June 4, 2009 at 1:03 pm
Silly question…I started rrsp’s a few months ago. I have no idea where that money is going…$50’s a month that I could part with. I think she said something about diversifying.
June 4, 2009 at 1:05 pm
These tips are great!
Unfortunately I really don’t know enough to say if the bits in my investments are doing any of that stuff…. mostly because I have a “diversified” moderate risk fund, and I hate to admit it, but I haven’t a clue what is going in and out, and I have to keep faith that these “professionals” are making the right decisions on my investment’s behalf!
The one thing I do have control over is whether to bail out or not.
My darling husband had a panic attack when the first major drop happened, he wanted to sell it all and cash out, NOW. But I felt it was time to hold strong and wait. It dropped further (of course) but we are still putting money in (buying more shares per dollar). I hope I made the right choice, though the market value is still worth less than the total dollar value put in, we have 30 years still until we need to think about it as a source of income. The way I try to look at it, the money isn’t lost or gained until the funds are cashed in, right?!
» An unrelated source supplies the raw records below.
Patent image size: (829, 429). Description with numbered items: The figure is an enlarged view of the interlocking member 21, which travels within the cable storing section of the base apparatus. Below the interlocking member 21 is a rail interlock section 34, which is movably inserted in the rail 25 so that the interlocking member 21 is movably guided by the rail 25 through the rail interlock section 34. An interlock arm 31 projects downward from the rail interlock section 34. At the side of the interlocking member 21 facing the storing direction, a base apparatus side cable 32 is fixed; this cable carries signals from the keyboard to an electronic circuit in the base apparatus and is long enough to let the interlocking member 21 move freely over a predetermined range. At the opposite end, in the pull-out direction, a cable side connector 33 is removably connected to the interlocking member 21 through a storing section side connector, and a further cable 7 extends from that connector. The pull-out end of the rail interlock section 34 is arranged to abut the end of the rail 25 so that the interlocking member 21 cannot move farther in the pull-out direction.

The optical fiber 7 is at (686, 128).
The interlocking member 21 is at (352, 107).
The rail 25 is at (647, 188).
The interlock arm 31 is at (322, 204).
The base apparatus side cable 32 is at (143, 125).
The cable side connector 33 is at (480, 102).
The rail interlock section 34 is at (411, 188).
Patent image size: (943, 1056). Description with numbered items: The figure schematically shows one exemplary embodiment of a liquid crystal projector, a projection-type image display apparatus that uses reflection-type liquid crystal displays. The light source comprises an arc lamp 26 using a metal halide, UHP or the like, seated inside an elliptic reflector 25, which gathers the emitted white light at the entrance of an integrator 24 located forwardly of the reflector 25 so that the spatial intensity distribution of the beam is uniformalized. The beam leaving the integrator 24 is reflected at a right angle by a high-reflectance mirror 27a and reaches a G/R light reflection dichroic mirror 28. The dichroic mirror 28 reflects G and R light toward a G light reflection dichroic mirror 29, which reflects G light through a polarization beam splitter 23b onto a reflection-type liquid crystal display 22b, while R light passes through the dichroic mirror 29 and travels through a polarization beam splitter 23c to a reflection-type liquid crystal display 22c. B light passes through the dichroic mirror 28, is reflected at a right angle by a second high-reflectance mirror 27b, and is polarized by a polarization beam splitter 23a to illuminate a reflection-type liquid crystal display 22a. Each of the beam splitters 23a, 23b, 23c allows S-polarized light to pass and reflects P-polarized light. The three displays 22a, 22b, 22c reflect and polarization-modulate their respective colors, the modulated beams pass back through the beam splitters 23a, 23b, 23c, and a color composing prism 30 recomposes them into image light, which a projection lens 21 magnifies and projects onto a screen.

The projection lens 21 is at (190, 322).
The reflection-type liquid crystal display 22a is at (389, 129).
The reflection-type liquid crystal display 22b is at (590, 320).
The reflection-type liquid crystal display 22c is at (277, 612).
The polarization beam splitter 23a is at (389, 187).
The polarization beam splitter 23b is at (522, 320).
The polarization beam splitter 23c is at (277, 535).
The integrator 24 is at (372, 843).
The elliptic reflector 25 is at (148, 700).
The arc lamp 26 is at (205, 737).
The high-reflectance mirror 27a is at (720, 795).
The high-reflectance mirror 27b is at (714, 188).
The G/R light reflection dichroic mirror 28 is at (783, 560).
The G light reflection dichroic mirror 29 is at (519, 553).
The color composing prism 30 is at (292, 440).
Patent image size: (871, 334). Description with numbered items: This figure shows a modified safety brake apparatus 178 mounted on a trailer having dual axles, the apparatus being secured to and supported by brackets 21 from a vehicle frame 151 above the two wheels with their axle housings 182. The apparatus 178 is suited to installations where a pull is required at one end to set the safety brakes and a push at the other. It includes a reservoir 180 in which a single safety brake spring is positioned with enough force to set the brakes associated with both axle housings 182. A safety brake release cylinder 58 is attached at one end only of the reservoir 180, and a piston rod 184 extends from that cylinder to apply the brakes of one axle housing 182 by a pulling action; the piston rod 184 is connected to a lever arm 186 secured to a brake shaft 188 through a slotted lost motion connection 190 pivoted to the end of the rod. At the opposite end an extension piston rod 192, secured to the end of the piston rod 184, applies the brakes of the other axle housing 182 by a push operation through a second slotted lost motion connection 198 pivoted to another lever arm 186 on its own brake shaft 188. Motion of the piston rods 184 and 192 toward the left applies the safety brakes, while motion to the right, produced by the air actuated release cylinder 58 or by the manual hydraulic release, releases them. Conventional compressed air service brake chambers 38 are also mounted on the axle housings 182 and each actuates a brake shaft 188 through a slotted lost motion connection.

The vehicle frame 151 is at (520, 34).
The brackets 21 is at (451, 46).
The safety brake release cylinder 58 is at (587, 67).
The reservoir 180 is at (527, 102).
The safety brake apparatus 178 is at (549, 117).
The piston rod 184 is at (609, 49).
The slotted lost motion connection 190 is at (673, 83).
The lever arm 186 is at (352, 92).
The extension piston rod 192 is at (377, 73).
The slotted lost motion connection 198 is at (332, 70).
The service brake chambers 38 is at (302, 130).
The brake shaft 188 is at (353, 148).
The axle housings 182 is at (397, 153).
It’s so hard to think that far ahead when you see it looking all crappy…. Buying and selling stocks myself is an intriguing concept, but a little too much like gambling since I am not educated enough to make wise choices.
June 4, 2009 at 1:22 pm
Erin, find out! One phone call or meeting should do it. Since you have just started out, I presume that you have opened up an RSP account with your bank (that’s usually where most people begin). That RSP account is likely a savings account with a low interest rate coming to you.
You have lots of choices of what to do with the money – the first step is making the contribution, congrats, you’re on your way. You can leave your contributions in a savings account however they will not grow very fast. Once you have accumulated enough capital – say $1000 you could then buy a Guaranteed Investment Certificate (GIC), which would yield a higher interest rate. You can also buy stocks or mutual funds (if you educate yourself about what you are getting into and understand the risk involved).
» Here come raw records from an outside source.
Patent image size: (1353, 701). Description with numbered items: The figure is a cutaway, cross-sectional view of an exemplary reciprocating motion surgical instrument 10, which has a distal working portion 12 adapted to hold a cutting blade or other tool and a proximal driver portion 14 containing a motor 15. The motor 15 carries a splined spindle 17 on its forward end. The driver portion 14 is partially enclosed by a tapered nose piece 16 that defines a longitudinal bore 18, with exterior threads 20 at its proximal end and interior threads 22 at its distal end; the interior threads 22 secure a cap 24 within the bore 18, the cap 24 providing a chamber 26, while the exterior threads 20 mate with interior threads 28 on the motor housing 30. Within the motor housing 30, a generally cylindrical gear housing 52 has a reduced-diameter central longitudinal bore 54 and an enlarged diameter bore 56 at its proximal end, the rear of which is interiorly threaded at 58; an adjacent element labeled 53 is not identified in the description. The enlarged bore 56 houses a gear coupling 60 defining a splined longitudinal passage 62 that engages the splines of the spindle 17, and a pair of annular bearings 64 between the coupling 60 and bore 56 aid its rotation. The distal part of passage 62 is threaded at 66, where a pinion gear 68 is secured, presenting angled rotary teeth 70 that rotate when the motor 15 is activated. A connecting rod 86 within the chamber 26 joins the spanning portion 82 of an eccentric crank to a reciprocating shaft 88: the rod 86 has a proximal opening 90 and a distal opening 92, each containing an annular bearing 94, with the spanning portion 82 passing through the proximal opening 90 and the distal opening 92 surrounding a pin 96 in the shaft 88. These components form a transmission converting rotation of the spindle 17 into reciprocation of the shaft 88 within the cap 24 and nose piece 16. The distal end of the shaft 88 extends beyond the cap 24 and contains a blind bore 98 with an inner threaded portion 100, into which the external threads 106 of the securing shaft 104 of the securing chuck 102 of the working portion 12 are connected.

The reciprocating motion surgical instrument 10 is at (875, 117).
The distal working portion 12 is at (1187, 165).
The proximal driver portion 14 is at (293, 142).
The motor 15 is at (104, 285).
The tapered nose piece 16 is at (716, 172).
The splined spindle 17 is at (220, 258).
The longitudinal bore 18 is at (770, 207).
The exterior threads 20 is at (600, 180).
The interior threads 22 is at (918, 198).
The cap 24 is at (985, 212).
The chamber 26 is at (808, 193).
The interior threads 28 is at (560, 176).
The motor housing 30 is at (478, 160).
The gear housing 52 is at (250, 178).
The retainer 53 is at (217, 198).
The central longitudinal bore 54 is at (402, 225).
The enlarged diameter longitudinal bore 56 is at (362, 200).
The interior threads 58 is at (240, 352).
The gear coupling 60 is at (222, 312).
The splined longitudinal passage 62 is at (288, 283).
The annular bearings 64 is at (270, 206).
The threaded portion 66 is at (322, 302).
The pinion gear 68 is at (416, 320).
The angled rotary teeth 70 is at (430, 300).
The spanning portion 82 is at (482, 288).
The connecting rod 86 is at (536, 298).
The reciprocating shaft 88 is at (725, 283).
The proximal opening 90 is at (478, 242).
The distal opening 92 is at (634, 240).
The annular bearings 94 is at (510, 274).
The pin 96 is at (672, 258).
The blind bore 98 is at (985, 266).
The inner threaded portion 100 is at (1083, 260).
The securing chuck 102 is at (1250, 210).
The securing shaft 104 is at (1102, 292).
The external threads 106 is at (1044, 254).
If your account is with a bank then you must be aware that they will only talk to you about their products (nothing wrong with bank products!), just be aware that the advice and options you get will not show the whole picture of what is out there for you.
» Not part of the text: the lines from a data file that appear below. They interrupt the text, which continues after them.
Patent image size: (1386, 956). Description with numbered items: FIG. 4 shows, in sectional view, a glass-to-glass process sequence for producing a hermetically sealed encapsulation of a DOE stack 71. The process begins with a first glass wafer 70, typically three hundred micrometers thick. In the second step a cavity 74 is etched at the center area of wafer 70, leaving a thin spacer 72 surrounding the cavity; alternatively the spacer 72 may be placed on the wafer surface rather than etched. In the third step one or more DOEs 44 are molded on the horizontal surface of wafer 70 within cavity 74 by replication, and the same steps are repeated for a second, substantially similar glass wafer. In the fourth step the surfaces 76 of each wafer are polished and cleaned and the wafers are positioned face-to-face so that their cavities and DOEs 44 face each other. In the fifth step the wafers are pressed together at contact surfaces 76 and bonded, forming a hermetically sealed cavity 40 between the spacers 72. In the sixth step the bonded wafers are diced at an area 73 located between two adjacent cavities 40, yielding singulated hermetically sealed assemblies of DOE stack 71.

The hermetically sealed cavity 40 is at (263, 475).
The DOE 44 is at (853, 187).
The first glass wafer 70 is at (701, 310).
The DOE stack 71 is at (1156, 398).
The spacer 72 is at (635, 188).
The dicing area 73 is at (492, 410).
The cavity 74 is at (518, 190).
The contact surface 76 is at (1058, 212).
Good luck. The hardest part is getting the monthly payment started, the second hardest part is figuring out what to do with it to make it grow.
June 4, 2009 at 5:22 pm
Erin, +1 on finding out.
If you get any grief, shutdown the operation. (Don’t ask to cash out cause that might be more trouble and cost you more in taxes than its worth) but stop contributing further.
Questions to ask:
1) What exactly am I investing in?
2) What is the ANNUAL Management Expense Ratio I’m being charged, if any (aka MER). Don’t buy the argument that ‘oh its free’. What other fees are there? Ain’t nothing free.
3) What are the risks involved?
But don’t take this response to mean stop investing cause its scary. It’s a bit like learning to drive, really. You have to start somewhere and its important. If you don’t start, you might not (most people I know who can’t drive in their 30s didn’t learn in their teens like the rest of us).
June 5, 2009 at 9:09 am
[...] Now that stocks have recovered somewhat, Gail says investors should establish some investment rules to keep emotions in check. [...]
June 5, 2009 at 9:49 am
Sedonahike, great information! I wish you had a blog – I’d love to read more from you.
June 7, 2009 at 12:21 am
I totally agree on what you say. Setting up an exit strategy for a stock is a critical step in trading. Your advice is appreciated.